Mitidieri lidera corrida pela reeleição em Sergipe, mas dados do Veritá sobre rejeição no Senado não resistem ao crivo da lógica

Por Thiago Reis

O Instituto Veritá foi a campo entre 13 e 19 de março, ouvindo 1.220 eleitores sergipanos. A pesquisa foi registrada sob o número BR-01637/2026, e possui margem de erro de 3 pontos percentuais e 95% de confiança, traçando um panorama detalhado das disputas pela Presidência da República, pelo Governo do Estado e pelo Senado.

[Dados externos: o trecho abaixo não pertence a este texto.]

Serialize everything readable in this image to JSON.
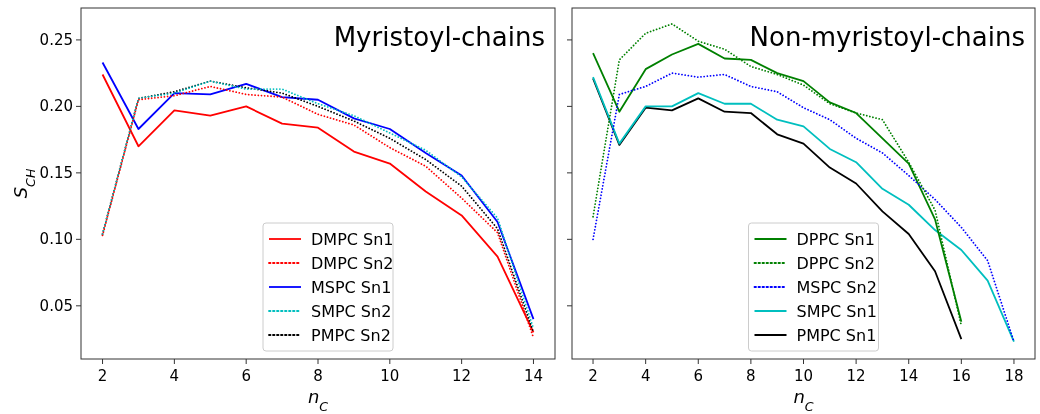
{
  "chart_data": [
    {
      "type": "line",
      "title": "Myristoyl-chains",
      "xlabel": "n$_{C}$",
      "ylabel": "S$_{CH}$",
      "x": [
        2,
        3,
        4,
        5,
        6,
        7,
        8,
        9,
        10,
        11,
        12,
        13,
        14
      ],
      "xlim": [
        1.4,
        14.6
      ],
      "xticks": [
        2,
        4,
        6,
        8,
        10,
        12,
        14
      ],
      "ylim": [
        0.01,
        0.274
      ],
      "yticks": [
        0.05,
        {
          "value": 0.1,
          "label": "0.10"
        },
        0.15,
        {
          "value": 0.2,
          "label": "0.20"
        },
        0.25
      ],
      "grid": false,
      "legend": "bottom",
      "marker": "none",
      "series": [
        {
          "name": "DMPC Sn1",
          "color": "#ff0000",
          "line_style": "solid",
          "values": [
            0.224,
            0.17,
            0.197,
            0.193,
            0.2,
            0.187,
            0.184,
            0.166,
            0.157,
            0.136,
            0.118,
            0.087,
            0.03
          ]
        },
        {
          "name": "DMPC Sn2",
          "color": "#ff0000",
          "line_style": "dotted",
          "values": [
            0.103,
            0.205,
            0.208,
            0.215,
            0.209,
            0.207,
            0.194,
            0.186,
            0.169,
            0.155,
            0.131,
            0.105,
            0.026
          ]
        },
        {
          "name": "MSPC Sn1",
          "color": "#0000ff",
          "line_style": "solid",
          "values": [
            0.233,
            0.183,
            0.21,
            0.209,
            0.217,
            0.207,
            0.205,
            0.191,
            0.183,
            0.165,
            0.148,
            0.113,
            0.04
          ]
        },
        {
          "name": "SMPC Sn2",
          "color": "#00bfbf",
          "line_style": "dotted",
          "values": [
            0.104,
            0.206,
            0.21,
            0.219,
            0.213,
            0.213,
            0.202,
            0.193,
            0.18,
            0.167,
            0.147,
            0.116,
            0.033
          ]
        },
        {
          "name": "PMPC Sn2",
          "color": "#000000",
          "line_style": "dotted",
          "values": [
            0.104,
            0.206,
            0.211,
            0.219,
            0.214,
            0.21,
            0.2,
            0.189,
            0.176,
            0.16,
            0.14,
            0.108,
            0.03
          ]
        }
      ]
    },
    {
      "type": "line",
      "title": "Non-myristoyl-chains",
      "xlabel": "n$_{C}$",
      "x": [
        2,
        3,
        4,
        5,
        6,
        7,
        8,
        9,
        10,
        11,
        12,
        13,
        14,
        15,
        16,
        17,
        18
      ],
      "xlim": [
        1.2,
        18.8
      ],
      "xticks": [
        2,
        4,
        6,
        8,
        10,
        12,
        14,
        16,
        18
      ],
      "ylim": [
        0.01,
        0.274
      ],
      "yticks": [
        0.05,
        0.1,
        0.15,
        0.2,
        0.25
      ],
      "tick_labels": "x",
      "grid": false,
      "legend": "bottom",
      "marker": "none",
      "series": [
        {
          "name": "DPPC Sn1",
          "color": "#008000",
          "line_style": "solid",
          "values": [
            0.24,
            0.196,
            0.228,
            0.239,
            0.247,
            0.236,
            0.235,
            0.225,
            0.219,
            0.203,
            0.195,
            0.176,
            0.157,
            0.115,
            0.038,
            null,
            null
          ]
        },
        {
          "name": "DPPC Sn2",
          "color": "#008000",
          "line_style": "dotted",
          "values": [
            0.117,
            0.235,
            0.255,
            0.262,
            0.249,
            0.243,
            0.23,
            0.224,
            0.216,
            0.202,
            0.195,
            0.19,
            0.158,
            0.122,
            0.035,
            null,
            null
          ]
        },
        {
          "name": "MSPC Sn2",
          "color": "#0000ff",
          "line_style": "dotted",
          "values": [
            0.1,
            0.209,
            0.215,
            0.225,
            0.222,
            0.224,
            0.215,
            0.211,
            0.199,
            0.19,
            0.176,
            0.165,
            0.148,
            0.13,
            0.109,
            0.084,
            0.023
          ]
        },
        {
          "name": "SMPC Sn1",
          "color": "#00bfbf",
          "line_style": "solid",
          "values": [
            0.222,
            0.172,
            0.2,
            0.2,
            0.21,
            0.202,
            0.202,
            0.19,
            0.185,
            0.168,
            0.158,
            0.138,
            0.126,
            0.107,
            0.092,
            0.069,
            0.023
          ]
        },
        {
          "name": "PMPC Sn1",
          "color": "#000000",
          "line_style": "solid",
          "values": [
            0.221,
            0.171,
            0.199,
            0.197,
            0.206,
            0.196,
            0.195,
            0.179,
            0.172,
            0.154,
            0.142,
            0.121,
            0.104,
            0.076,
            0.025,
            null,
            null
          ]
        }
      ]
    }
  ]
}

Na disputa pelo Governo do Estado, Fábio Mitidieri (PSD) aparece em posição confortável. No cenário estimulado, lidera com 44,2% dos votos válidos, abrindo quase dez pontos de vantagem sobre o agora ex-prefeito de Itabaiana, Valmir de Francisquinho (Republicanos), que marca 34,5%. Ricardo Marques (Cidadania) aparece em terceiro, com 17,6%, e os demais somam 3,7%. Na espontânea, o quadro se repete. Mitidieri alcança 45,2%, contra 39,2% de Valmir e 9,8% de Ricardo Marques.

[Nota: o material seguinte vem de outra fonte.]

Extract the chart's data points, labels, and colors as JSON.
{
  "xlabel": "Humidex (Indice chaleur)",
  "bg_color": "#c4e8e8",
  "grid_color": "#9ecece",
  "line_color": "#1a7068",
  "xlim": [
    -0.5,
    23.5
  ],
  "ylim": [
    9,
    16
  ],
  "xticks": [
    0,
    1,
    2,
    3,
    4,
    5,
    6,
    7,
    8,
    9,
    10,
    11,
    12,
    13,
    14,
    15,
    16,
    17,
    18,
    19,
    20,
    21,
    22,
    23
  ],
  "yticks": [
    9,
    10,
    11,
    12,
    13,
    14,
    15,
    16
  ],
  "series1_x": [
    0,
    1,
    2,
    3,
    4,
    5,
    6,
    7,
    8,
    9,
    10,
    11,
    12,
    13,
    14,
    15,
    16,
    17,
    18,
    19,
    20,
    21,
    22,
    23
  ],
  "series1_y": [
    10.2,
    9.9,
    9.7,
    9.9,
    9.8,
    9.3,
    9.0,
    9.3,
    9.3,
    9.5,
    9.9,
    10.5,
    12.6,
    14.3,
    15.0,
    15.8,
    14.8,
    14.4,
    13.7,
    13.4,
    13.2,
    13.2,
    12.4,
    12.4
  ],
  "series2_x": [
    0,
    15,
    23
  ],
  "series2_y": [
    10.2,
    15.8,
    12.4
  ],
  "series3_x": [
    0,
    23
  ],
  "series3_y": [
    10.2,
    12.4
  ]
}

Essa pesquisa feita pelo Instituto Veritá aponta um cenário que qualquer governador em busca de reeleição gostaria de ter: Liderança consolidado na cabeça do eleitor e uma rejeição de 36,8% que, embora seja a maior entre os candidatos ao governo, não compromete a dianteira. Valmir tem rejeição menor (22,3%), mas não consegue converter essa vantagem em intenção de voto suficiente para ameaçar o primeiro lugar. Mitidieri chega a março de 2026 como franco favorito à reeleição.

Na corrida presidencial, o cenário estimulado aponta Lula (PT) com 51,3% dos votos válidos, seguido por Flávio Bolsonaro (PL) com 39,1%, Ratinho Júnior (PSD) com 3,3% e outros com 6,2%. Na espontânea, a vantagem se amplia. Lula alcança 59,7%, contra 30,0% de Flávio, 6,4% de Jair Bolsonaro e 4,0% para os demais. O dado que muda o tom da conversa está na rejeição. Flávio Bolsonaro é rejeitado por 49,8% dos entrevistados, enquanto Lula acumula 42,3%. A diferença é de apenas sete pontos e meio. Mais de quatro em cada dez sergipanos afirmam que não votariam em Lula de jeito nenhum. Guarde esse número.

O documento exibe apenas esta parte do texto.